On July 22, the City of San Diego granted operator Justine Lee’s request to reduce the minimum rent on the city-owned golf course from $1,170.88 per month to $850 per month. Lee cited low attendance despite increased marketing efforts and some course improvements for the property’s financial struggles.
The City of San Diego has agreed to cut Presidio Hills Golf Course’s minimum rent from $1,170.88 per month to $850 per month, the San Diego Mission Valley Times reported.
On July 22, the city granted operator Justine Lee’s request to reduce the minimum rent on the city-owned golf course. Lee sent a letter to the city in May saying that low attendance was making it difficult for him to break even, the Times reported.
“Although we have increased our marketing efforts [and] made some course improvements, the additional pay is not anywhere near what we would have expected,” Lee wrote. “We are now in the summer months and will be further impacted by the cost of [the] water bill even [though] we are expecting more revenue than slow season.”
Green fees are $10 on weekdays and $12 on weekends. Juniors and seniors get a $2 discount, the Times reported.
The swaths of brown on the course now are the result of a hefty water bill and outdated irrigation infrastructure, Lee said. Larry Stirling, a local resident, accused Lee of being a poor steward of one the city’s more valuable assets, the Times reported.

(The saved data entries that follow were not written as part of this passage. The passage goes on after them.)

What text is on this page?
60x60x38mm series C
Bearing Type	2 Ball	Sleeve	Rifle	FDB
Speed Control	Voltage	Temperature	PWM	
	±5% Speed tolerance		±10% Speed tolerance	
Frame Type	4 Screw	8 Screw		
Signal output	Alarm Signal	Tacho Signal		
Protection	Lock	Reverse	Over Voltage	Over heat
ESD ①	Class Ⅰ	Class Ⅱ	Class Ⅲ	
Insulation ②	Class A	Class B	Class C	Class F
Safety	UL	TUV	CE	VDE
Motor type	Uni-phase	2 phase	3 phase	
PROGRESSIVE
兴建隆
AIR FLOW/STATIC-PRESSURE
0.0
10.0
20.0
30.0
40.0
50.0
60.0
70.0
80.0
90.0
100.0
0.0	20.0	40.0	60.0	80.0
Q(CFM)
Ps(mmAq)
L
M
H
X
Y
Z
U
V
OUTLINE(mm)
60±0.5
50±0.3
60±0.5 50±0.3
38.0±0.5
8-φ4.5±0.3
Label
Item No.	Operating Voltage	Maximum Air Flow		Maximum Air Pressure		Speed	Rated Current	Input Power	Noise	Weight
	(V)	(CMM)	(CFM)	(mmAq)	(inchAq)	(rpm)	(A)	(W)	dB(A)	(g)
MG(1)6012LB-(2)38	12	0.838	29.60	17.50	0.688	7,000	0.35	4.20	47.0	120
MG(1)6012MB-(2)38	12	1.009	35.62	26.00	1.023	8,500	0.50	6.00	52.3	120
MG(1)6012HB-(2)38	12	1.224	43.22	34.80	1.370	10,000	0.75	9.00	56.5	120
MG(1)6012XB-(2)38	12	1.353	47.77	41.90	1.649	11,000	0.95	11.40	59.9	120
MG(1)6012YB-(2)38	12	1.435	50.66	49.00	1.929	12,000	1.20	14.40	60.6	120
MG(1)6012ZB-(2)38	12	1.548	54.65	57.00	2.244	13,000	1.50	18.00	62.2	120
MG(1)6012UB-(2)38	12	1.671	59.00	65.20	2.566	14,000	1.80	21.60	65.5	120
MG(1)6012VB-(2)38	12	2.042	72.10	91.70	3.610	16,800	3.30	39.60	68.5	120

“This guy is totally unqualified to lease the place,” Stirling said.
The permit that allows Lee to operate the city golf course requires Lee to maintain the property “in good order and repair and in a safe, healthy, and sanitary condition at all times.” It requires Lee to keep the property “free and clear of rubbish, debris, and litter at all times” and to keep it “free and clear of weeds and brush” to the satisfaction of the city, the Times reported.
Stirling alleged that Lee destroyed the landscaping and irrigation system by allowing cars to park on the western portion of the course during Cinco de Mayo, the Times reported.
Lee declined to respond to questions about his management of the course, citing a right to privacy, adding that he could not talk about business details without the city’s authorization, the Times reported.
Lee’s permit to operate the course expires at the end of the year. A renewal does not require City Council approval unless the Real Estate Assets Department wants to grant a permit term longer than three years, the Times reported.